Chapter 10

The Constantine sisters had managed to convince Mrs Pritty that they should assist her and Lucy until more staff could be employed; they carried out the tea things to the kitchen, and would have helped her cook dinner if she would have allowed them to.

She shooed them firmly out, but did give consent for them to set the table in the small dining room and help Lucy bring in and clear away the dishes both before and after the meal.

They would not, she said, be washing plates and pots and pans; not in her kitchen, not while she lived and breathed.

They sat down at six to a solid dinner of stewed pork, accompanied by scalloped oysters, braised onions, carrots and buttery mashed potatoes.

There was an apple tart with cream to follow, and local cheeses besides.

It was not an elegant or dainty repast, but they were all extremely hungry and fell on it with enthusiasm.

Mrs Pritty had also sent in wine from the late Mr Albery’s cellars, a couple of bottles of old, cobwebby Bordeaux, and it seemed rude not to drink it.

This was a celebration, after all, and it was their wine now.

They toasted him and his wife, Mr Cotwin, Mrs Pritty, Mr Fisk and Lucy with the small, mismatched glasses that were all the house afforded; Miss Macintyre said that they were antiques.

Afterwards, they sat and played cards in the parlour until they were all yawning over their hands, losing concentration and agreeing that it was time for bed.

It had been a long and successful day. The house was real – they all confessed that they had not quite believed in it until they had actually set eyes on it – and it was theirs now, along with everything in it, even if the current contents didn’t appear to amount to much.

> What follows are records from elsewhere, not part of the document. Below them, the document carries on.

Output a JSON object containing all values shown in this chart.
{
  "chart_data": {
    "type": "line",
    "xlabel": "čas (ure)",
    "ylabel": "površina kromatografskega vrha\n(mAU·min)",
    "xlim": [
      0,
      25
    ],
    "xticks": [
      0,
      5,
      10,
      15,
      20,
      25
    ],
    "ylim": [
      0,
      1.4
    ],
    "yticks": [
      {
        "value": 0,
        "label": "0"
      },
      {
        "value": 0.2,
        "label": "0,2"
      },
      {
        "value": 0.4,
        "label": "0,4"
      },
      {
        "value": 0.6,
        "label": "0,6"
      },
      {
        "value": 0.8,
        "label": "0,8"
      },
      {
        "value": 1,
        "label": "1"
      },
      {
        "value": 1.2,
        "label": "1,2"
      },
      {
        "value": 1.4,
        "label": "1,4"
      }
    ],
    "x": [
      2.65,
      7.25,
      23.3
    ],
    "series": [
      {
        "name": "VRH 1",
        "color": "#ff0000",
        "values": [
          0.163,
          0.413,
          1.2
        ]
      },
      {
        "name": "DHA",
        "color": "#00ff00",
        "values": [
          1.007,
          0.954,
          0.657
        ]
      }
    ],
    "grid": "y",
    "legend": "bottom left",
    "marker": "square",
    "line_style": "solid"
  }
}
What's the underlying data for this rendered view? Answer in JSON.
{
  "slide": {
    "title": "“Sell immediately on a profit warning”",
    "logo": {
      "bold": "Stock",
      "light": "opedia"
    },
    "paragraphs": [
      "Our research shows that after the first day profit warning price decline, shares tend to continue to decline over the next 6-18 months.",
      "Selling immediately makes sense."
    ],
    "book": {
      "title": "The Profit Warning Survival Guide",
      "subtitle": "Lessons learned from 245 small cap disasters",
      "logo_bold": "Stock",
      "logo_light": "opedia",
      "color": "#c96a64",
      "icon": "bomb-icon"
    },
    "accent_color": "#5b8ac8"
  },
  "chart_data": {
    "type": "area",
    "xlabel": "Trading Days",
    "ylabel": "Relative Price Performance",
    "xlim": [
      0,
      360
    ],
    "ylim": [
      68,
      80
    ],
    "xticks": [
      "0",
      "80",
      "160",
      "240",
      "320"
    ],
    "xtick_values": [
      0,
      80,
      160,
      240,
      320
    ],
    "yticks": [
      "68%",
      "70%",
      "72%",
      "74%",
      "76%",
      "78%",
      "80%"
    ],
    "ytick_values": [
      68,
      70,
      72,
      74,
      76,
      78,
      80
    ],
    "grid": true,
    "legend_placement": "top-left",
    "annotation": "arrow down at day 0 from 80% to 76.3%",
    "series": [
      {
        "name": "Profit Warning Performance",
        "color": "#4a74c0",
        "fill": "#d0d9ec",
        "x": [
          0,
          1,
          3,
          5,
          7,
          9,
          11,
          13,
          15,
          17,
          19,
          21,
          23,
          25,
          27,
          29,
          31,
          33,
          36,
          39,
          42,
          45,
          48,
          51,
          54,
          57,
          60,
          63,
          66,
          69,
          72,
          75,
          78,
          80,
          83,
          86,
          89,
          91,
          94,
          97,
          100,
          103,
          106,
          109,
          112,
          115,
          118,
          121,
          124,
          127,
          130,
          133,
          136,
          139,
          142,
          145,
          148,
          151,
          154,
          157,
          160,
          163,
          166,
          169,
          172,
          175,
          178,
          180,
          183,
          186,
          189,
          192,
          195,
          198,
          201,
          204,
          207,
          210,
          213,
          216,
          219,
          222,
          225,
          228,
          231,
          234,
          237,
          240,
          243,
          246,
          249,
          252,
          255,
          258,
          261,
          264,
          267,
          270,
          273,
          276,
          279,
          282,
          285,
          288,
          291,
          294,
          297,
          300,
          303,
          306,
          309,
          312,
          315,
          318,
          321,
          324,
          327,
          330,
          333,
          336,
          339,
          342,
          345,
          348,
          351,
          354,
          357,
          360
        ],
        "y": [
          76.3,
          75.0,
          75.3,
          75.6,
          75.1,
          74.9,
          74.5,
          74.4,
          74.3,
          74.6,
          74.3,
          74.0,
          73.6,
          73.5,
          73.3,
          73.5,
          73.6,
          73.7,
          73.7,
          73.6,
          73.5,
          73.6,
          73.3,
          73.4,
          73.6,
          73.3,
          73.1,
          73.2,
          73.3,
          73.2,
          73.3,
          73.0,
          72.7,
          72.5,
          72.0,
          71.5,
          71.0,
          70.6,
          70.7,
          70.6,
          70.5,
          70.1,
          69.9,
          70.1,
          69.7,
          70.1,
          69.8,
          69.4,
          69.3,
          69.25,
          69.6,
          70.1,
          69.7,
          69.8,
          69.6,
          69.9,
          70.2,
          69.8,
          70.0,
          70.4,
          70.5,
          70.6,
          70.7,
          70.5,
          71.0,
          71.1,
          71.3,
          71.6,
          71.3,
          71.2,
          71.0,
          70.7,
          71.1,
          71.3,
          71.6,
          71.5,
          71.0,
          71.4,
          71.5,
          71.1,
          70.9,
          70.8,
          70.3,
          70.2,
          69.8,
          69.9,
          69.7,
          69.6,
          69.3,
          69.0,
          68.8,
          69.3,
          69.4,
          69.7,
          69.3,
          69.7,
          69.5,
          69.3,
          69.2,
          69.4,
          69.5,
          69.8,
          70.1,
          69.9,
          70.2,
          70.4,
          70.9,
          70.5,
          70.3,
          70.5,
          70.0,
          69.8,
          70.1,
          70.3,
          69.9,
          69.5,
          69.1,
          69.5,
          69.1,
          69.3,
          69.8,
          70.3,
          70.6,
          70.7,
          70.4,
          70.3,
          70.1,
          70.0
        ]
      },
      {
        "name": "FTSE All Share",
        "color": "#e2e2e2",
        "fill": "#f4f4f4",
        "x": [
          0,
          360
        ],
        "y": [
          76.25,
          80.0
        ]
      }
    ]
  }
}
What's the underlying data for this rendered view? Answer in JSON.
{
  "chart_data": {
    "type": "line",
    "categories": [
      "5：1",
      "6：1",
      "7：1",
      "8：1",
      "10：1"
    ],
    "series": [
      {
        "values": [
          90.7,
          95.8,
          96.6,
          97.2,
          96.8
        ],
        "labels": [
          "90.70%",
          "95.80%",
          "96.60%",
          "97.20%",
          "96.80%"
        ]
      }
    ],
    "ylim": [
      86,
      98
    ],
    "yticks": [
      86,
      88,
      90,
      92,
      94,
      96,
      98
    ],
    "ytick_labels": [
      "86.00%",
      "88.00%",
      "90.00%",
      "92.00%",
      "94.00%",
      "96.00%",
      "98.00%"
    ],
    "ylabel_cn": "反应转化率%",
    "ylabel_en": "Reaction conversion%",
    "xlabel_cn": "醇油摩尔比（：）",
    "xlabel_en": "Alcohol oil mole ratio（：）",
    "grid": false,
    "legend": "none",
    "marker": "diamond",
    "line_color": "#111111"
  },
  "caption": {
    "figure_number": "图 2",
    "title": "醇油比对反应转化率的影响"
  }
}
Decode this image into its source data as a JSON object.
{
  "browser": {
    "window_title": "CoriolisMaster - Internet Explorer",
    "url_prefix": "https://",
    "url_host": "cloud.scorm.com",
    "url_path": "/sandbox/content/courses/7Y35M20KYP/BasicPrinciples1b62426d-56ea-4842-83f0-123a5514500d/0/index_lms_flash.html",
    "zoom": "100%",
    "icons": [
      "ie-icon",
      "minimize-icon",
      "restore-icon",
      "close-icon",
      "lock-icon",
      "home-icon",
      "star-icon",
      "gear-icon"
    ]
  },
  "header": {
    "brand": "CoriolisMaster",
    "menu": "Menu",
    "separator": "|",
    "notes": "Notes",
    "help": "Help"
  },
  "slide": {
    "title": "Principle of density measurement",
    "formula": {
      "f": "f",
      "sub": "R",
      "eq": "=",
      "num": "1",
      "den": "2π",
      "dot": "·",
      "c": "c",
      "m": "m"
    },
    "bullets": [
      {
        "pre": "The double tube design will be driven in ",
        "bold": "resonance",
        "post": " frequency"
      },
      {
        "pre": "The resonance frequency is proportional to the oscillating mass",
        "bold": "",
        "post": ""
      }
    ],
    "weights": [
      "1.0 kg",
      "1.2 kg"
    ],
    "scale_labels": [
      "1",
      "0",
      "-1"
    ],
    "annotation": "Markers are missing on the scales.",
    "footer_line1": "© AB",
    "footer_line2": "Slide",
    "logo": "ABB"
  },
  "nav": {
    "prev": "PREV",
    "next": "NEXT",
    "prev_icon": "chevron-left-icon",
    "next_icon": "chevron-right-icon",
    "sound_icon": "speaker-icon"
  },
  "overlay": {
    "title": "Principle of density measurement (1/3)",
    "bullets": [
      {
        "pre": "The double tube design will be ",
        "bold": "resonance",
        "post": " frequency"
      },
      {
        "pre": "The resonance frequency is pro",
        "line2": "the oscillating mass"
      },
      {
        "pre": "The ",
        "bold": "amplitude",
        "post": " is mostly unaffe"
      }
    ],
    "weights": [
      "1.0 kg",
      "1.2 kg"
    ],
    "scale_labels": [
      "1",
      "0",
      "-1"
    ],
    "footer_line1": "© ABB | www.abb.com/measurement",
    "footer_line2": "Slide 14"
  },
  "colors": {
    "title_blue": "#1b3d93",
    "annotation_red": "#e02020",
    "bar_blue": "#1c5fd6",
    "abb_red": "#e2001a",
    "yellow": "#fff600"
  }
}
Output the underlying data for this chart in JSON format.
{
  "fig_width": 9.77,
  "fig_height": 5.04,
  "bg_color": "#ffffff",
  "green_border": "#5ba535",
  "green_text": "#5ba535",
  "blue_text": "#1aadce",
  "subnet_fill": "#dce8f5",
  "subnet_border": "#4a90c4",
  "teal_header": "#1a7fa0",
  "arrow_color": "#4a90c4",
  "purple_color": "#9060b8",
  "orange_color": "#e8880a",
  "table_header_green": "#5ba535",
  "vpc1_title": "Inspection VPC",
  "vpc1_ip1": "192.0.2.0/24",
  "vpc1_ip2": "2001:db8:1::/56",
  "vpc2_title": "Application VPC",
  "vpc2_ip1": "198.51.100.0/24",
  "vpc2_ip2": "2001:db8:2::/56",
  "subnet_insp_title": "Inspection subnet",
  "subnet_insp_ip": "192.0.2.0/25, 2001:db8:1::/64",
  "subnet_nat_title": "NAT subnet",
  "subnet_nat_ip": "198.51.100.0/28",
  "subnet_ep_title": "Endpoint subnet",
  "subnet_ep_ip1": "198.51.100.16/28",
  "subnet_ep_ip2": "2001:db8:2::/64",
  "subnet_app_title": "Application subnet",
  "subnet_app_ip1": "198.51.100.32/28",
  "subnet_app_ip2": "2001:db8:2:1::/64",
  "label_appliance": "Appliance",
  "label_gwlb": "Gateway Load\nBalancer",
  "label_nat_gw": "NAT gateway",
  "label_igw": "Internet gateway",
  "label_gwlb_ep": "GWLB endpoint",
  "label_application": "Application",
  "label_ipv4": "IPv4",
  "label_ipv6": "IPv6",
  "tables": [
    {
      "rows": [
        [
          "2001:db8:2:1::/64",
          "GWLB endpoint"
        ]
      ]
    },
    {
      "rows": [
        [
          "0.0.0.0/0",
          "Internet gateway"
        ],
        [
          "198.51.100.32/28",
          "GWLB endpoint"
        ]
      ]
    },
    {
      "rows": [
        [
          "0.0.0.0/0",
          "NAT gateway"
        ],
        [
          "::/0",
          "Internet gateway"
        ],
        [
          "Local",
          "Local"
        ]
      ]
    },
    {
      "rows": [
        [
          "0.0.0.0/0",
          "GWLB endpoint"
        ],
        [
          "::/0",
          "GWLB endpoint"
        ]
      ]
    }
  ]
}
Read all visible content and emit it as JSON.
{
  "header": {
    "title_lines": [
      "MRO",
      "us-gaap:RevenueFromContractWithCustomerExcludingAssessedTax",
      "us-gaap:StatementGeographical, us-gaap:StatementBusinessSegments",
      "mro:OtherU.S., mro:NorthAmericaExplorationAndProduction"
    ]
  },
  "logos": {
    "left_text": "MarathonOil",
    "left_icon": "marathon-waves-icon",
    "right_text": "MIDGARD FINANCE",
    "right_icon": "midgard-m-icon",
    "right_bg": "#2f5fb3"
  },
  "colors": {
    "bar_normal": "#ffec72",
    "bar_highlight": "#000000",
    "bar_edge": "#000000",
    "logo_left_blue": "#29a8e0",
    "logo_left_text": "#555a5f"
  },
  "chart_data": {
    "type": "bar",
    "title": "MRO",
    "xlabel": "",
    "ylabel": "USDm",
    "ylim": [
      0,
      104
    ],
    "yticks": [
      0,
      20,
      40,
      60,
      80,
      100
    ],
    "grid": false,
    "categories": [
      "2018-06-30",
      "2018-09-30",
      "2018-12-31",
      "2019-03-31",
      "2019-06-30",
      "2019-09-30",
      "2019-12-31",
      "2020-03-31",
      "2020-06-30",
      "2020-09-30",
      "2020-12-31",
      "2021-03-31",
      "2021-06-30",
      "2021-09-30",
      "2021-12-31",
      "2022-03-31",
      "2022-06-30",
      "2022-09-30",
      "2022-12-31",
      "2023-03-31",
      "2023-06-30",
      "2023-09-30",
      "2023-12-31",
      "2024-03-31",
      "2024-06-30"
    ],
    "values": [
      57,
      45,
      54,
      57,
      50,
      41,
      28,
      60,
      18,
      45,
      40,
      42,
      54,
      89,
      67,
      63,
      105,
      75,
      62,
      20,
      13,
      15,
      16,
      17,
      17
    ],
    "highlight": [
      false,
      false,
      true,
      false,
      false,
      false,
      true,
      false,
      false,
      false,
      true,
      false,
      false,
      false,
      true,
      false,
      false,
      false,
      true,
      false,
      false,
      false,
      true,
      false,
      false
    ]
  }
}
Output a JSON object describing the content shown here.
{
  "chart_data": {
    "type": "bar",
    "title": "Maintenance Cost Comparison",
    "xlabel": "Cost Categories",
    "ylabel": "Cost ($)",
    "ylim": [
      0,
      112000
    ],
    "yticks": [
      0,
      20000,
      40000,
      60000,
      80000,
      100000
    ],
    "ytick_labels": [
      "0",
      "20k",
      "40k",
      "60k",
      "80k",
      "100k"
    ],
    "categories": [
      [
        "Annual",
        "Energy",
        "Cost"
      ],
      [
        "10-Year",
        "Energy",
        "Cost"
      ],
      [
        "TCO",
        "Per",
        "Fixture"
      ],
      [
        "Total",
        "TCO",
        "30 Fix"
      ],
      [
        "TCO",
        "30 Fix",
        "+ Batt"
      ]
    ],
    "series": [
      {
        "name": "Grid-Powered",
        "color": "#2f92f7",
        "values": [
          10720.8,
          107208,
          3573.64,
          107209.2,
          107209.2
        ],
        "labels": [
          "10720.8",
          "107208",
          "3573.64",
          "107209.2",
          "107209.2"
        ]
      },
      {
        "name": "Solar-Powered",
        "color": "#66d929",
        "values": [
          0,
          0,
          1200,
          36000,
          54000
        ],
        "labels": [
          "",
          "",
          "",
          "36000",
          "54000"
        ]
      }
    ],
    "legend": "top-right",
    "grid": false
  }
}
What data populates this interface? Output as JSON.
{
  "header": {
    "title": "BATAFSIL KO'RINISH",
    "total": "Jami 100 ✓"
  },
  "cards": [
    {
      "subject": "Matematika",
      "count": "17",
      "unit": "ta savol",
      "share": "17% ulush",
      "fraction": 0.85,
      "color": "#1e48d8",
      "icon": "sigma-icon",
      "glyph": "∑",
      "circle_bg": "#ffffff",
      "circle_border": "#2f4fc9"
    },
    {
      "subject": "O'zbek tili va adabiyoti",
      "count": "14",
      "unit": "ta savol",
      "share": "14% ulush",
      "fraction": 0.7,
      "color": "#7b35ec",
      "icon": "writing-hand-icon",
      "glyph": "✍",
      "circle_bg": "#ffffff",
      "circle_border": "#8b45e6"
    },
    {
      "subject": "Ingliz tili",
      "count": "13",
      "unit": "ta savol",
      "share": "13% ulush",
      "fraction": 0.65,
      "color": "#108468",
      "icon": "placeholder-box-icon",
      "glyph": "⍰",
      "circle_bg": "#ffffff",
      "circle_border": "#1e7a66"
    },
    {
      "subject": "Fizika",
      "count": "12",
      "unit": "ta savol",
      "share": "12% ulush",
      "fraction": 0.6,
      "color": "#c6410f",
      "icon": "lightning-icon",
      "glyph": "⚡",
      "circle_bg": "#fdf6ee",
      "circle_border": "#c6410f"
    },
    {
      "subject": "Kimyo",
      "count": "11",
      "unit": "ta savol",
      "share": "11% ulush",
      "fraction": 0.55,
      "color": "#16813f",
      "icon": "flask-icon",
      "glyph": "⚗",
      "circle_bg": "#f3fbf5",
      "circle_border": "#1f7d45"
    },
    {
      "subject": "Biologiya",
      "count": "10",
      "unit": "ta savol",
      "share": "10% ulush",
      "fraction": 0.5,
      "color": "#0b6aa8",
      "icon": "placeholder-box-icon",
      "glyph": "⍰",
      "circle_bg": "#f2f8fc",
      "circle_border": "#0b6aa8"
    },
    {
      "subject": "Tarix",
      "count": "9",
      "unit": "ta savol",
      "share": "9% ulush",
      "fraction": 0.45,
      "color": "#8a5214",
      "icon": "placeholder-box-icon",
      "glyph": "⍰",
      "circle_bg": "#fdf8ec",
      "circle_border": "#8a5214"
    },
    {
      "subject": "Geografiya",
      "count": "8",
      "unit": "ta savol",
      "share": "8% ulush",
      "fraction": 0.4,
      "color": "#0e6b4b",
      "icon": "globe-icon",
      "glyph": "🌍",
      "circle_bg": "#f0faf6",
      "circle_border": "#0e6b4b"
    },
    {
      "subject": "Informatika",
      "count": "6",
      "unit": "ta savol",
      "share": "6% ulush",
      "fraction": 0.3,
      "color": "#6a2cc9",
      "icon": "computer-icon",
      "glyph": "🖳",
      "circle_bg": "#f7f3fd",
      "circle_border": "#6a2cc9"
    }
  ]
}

They were about to sleep in their new home for the first time, and wake to a day full of untold possibilities; they were all three of them laughing a little giddily as they climbed the stairs with Miss Macintyre.

They’d taken the trouble earlier, before it had grown dark, to carry up sufficient water for them all to wash with, though it would be cold by now, and Cecilia knew she really should undress and make ready for bed without delay, but instead, she set down her candlestick and went over to the window.

She hadn’t drawn the curtains yet, as the house could hardly be described as overlooked, their nearest neighbours being cottages a few hundred yards away, inland, unseen from here.

There was a slice of moon set in an almost cloudless sky, and the sweep of the view that it offered to her was magnificent.

The sea was silvered and foxed like her old Venetian mirror, and almost as calm as the glass tonight, except where white teeth of foam bit at the shore, glowing slightly and making complex, lacy patterns.

Distant lights picked out the few scattered dwellings along the bay; those gathered together near the mouth of the estuary must belong to the small fishing village there.

Probably that was where their oysters tonight had come from, and perhaps also their no-doubt-smuggled Bordeaux. It was a peaceful scene.

But there was someone, with a light, moving across the sands.

The tide was in, or partly in – Cecilia had not been here long enough to tell – and the beach was much reduced in size, but there must still be space to walk along it between the low, crumbling cliffs and the waves, because somebody was doing so, presumably with a lantern to guide their steps.

It could not, surely, be the unfriendly Major Bartrum, taking his exercise at such an eccentric hour, so who in the name of heaven might it be?

Cecilia told herself sternly that she had read far too many tales of smugglers, brigands, and French spies; it was far more likely to be someone making his unsteady way home from the alehouse in the village, or from visiting a friend or family member there, to one of the isolated cottages further along the coast. There was no need to look for fanciful explanations when prosaic ones lay ready to hand.

It was no affair of hers, either, if people chose to walk about in the dark.

She shook her head, closed the curtains, and slowly began to undress.